= Robert Carey (gangster) =

American gangster (1894–1932)

Robert Carey (August 25, 1894 - July 30, 1932) was a Midwestern armed robber and contract killer responsible for many crimes during the Prohibition era. He is considered a suspect in the infamous St. Valentine's Day Massacre of 1929.

==Background==
Born and raised in St. Louis, Carey joined the Egan's Rats gang in his early twenties. By 1917, he had made fast friends with Fred "Killer" Burke, who would turn out to be one of his closest criminal associates. After U.S. Army service during World War I, Carey remained a low-level associate of the Egan Gang. At this time, Burke was away in prison and Bob Carey became associated with Cincinnati hoodlum, Raymond "Crane Neck" Nugent. Both men were suspected of robbing of a Cincinnati bank messenger in December 1921 and trying to fence the bonds through the Egan's Rats.

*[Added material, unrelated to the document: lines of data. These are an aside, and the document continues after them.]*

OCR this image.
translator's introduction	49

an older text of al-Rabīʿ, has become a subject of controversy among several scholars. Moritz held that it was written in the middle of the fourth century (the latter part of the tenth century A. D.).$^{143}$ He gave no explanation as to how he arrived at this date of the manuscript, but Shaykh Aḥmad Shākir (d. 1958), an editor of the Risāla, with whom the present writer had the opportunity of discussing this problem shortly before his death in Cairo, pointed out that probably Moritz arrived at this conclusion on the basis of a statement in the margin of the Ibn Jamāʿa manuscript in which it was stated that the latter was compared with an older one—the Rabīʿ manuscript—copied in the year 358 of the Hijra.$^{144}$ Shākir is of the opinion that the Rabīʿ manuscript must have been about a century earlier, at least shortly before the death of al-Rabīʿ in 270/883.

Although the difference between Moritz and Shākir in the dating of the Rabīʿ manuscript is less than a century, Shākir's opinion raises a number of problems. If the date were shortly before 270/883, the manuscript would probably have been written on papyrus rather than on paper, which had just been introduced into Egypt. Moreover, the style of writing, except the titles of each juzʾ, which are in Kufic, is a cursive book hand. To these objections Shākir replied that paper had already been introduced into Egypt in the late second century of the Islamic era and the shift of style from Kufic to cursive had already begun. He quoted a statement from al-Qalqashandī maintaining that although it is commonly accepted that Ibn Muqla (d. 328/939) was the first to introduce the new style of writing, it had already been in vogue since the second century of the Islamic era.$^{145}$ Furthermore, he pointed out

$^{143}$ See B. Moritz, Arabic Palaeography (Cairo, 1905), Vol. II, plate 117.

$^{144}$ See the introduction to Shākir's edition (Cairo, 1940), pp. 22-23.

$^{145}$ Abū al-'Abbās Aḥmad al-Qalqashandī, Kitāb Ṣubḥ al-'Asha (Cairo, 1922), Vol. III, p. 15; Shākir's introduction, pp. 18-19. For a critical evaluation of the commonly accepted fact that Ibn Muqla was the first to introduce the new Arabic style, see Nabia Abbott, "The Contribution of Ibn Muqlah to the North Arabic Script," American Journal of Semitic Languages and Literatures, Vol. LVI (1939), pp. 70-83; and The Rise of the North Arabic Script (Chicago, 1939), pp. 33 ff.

Carey was an alcoholic who got quite sloppy and violent when he drank. Nevertheless, it was Carey who was suspected of convincing Fred Burke to don a fake police uniform to rob a St. Louis distillery of $80,000 worth of whiskey on April 25, 1923. With the imprisonment of the upper-echelon of the Egan gang in 1924, Burke's crew had relocated to Detroit, where they were arrested for the March 1924 robbery of the John Kay jewelry store. While Carey was suspected of taking part, only Isidore Londe was convicted, receiving a 10-20 year sentence.

Carey was suspected of participating in most of the major actions of Fred Burke's crew in the 1920s. Bob was specifically charged by Detroit Police with murdering two freelance hoods, James Ellis and Leroy Snyder, on March 16, 1927 after he caught them cheating at poker. Along with Gus Winkler, Fred Goetz, Ray Nugent, and Charlie Fitzgerald, Carey took part in the American Express armored car robbery on April 16, 1928 in Toledo, Ohio. The gangsters made off with $200,000 and killed Toledo police officer George Zientara. While never publicly named as a suspect, the Chicago Police Department sought Carey for participating in the St. Valentine's Day Massacre of 1929. FBI informant Byron Bolton would later claim that Carey did indeed take part, along with Fred Burke, Gus Winkler, Fred Goetz, and others. With most of his closest associates locked up or dead by early 1932, Carey left Chicago for the East Coast. He and his girlfriend Rose Sanborn ended up in Baltimore, where they began blackmailing well-to-do businessmen and politicians. The victims would bed Rose and Carey would discreetly take pictures.

By summer, they had moved into a Manhattan apartment at 220 W. 104th Street. Carey, now using the alias of Sanborn, had begun a high-quality counterfeiting operation out of his place. Despite his newfound success, Carey was still isolated, wanted across the country, and drinking heavily. The NYPD concluded that around midnight on July 30, 1932, Carey went berserk and shot his girlfriend Rose to death, after which he turned the gun on himself. In addition to being wanted for the St. Valentine's Day Massacre, Carey was a suspect in the Lindbergh kidnapping. Before leaving Chicago in January 1932, he had hinted darkly to associates that he was planning a crime that "would set the world on its ears". The FBI also investigated Carey in connection with the crime until the arrest of Bruno Hauptmann.